Sept mois se sont écoulés depuis le début de l'année 2019 et déjà 75 femmes ont été tuées en France par leur conjoint ou leur ex-compagnon. Alors que l'Hexagone prend tardivement conscience du phénomène, l’Espagne est érigée en exemple.
Depuis le début des années 2000, le pays fait en effet figure de pionnier en matière de lutte contre les féminicides, soit le meurtre ou l'assassinat de femmes en raison de leur genre, ou crimes machistes comme ils sont appelés à Madrid.
Alors que 71 femmes étaient tuées par leur mari ou leur ex-conjoint en Espagne en 2003, leur nombre a presque été divisé par deux pour atteindre les 47 décès recensés l'année dernière.
Un drame glaçant comme déclencheur
Or, la prise de conscience en Espagne ne s'est pas faite toute seule. Il aura fallu un féminicide particulièrement atroce pour bousculer la société et ses responsables politiques.
En 1997, Ana Morentes, 60 ans est brulée vive par celui qu'elle avait épousé quarante plus tôt et qui la violentait depuis. Un fait divers glaçant qui aurait pu être évité : dix jours plus tôt, la femme était invitée à la télévision espagnole, racontant les violences subies pendant des décennies et les multiples plaintes déposées. Malgré son divorce, Anna Morentes, avait été contrainte par ordonnance du juge à résider dans la même maison que son ex-conjoint.
Sous la pression des associations féministes, c'est d'abord le code pénal qui est réformé, en 1999. Face au manque de réponses judiciaires, des mesures d'éloignements sont mises en place et la violence psychologique est finalement reconnue.
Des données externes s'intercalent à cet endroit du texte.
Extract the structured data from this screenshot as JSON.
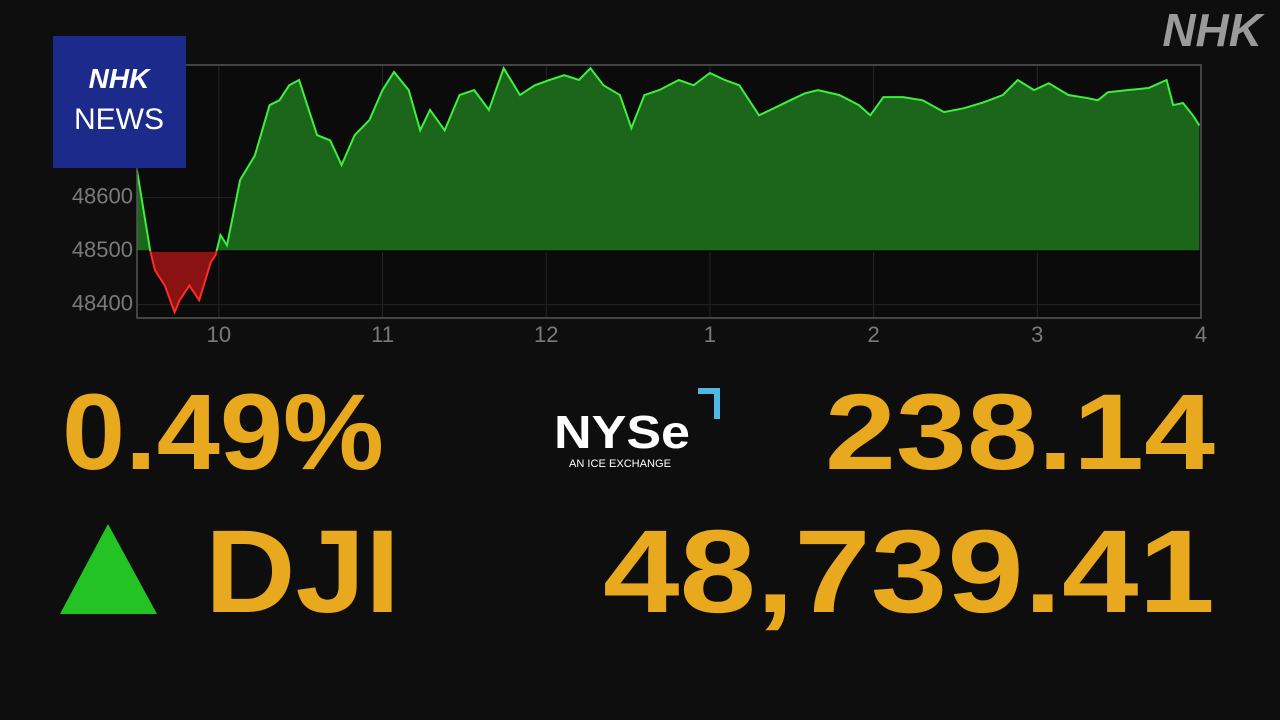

Les médias ont également été impliqués : chaque décès dû à des violences domestiques est ainsi systématiquement rapporté dans la presse écrite, à la radio et à la télévision, comme le décompte annuel de ces «crimes machistes». En 2003, un observatoire des violences conjugales a même été créé pour assurer une veille et recenser les victimes.
Une vaste réforme
C'est à partir de 2004 et l'adoption d'une vaste loi visant à réduire le nombre de cas de violence domestique que beaucoup de choses vont changer. La loi votée par le Premier ministre Luis Zapaterro a élevé la lutte contre les violences de genre au rang de cause nationale.
Mesure phare de cette arsenal législatif avant-gardiste, 106 tribunaux spécialisés dans ce domaine ont depuis été créés. Plus que des nouvelles institutions, le gouvernement a mis en place des règles dissuasives pour réduire les délais de prises en charge : les juges ont ainsi l'obligation d'instruire une plainte pour violence dans les 72 heures après son dépôt, quinze jours pour démarrer le procès.
Comme c'est trop souvent le cas, il arrive que la victime ne souhaite pas porter plainte. Là aussi le gouvernement a trouvé la parade : avec suffisamment de témoignages, l'Etat a la possibilité de le faire à sa place.
Les conjoints violents sont également placés sous surveillance à l’aide de bracelets électroniques : près de 1 150 hommes violents sont équipés d’un bracelet de ce type en Espagne. La victime dispose ainsi d’une balise, toujours sur elle, qui dès que le périmètre de sécurité est franchi, envoie un signal à la police.
En France, la ministre de la justice Nicole Belloubet, a expliqué le semaine dernière vouloir «généraliser» l’utilisation d’un bracelet électronique permettant de maintenir à distance les ex-conjoints violents.
Une question de budget
Pour assurer le fonctionnement de ces dispositifs de protection, il faut des fonds. L'année dernière, les autorités espagnoles ont fini par débloquer 200 millions d'euros pour subvenir, entre autres, aux pensions pour les orphelins de la violence domestique. Et ce, grâce à la mobilisation des associations, particulièrement actives dans le pays.
Autres aides prévues par le gouvernement, près de 3200 victimes de violences conjugales ont pu bénéficier l'année dernière d'aide au déménagement d'urgence.